When Women's Lib first appeared on the horizon, I was amused. A bunch of disgruntled eccentrics with a phobia about dishpan hands, I figured.

It is she who decides whether it will be hot dogs or steak tonight... What man, on a job, can set his standards that way?

If I need to talk to another adult, I can always holler across the fence at my neighbor, call my aunt in Boston, or arrange for tea with a friend.

...And my personal favorite:
Back in the Stone Age when some lonely Cave Man found himself a suitable mate, he didn't ask her. He just pulled her home by her long tresses, caveman fashion. And I'll bet the poor helpless sex object was actually enjoying what was in store for her.

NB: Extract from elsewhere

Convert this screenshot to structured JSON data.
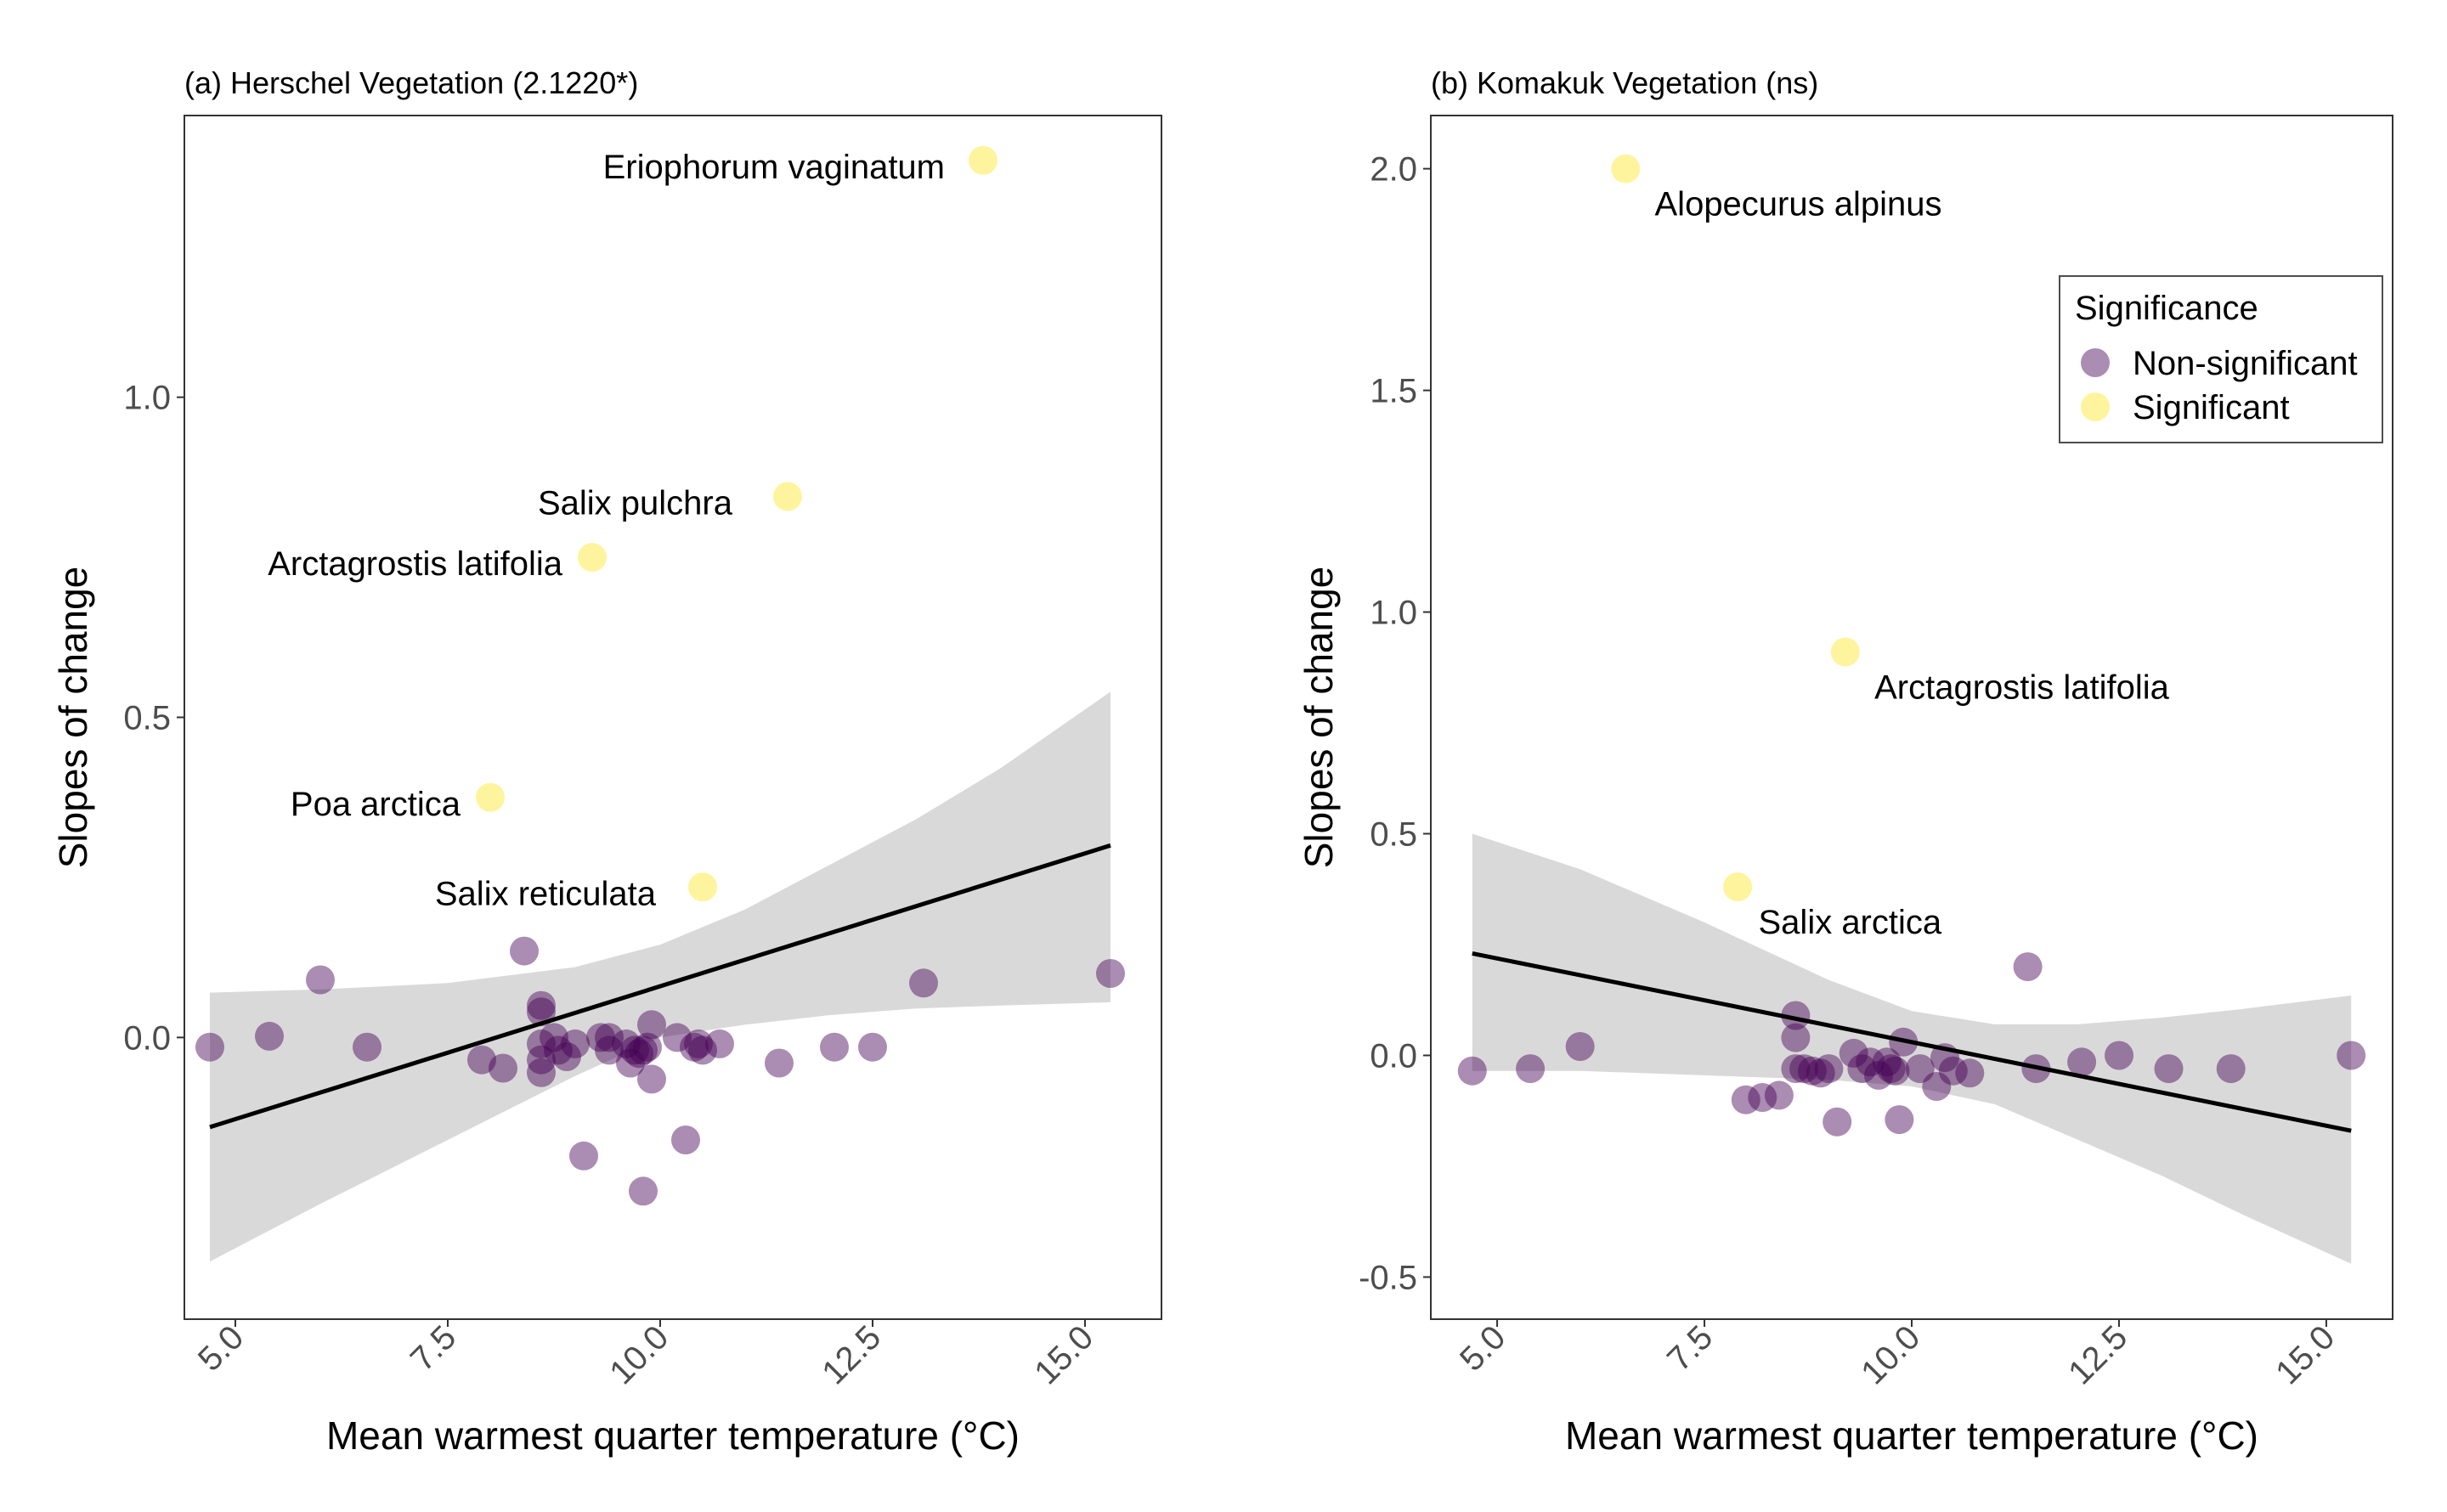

It seems Reader's Digest has always been filled with disaster stories, even in 1972. My co-worker and I reminisced once about reading the same story in an issue from the '90's where a couple of campers were mauled by a bear (in graphic slow-motion detail). I read it when I was ten and walked around shell-shocked for days. But besides the scare-tactics, these Reader's Digests represented a much more conservative, religious, sexist, and condescending tone than the issues I grew up on.

Now, if you'll excuse me I have to buy some cold cream for these dishpan hands.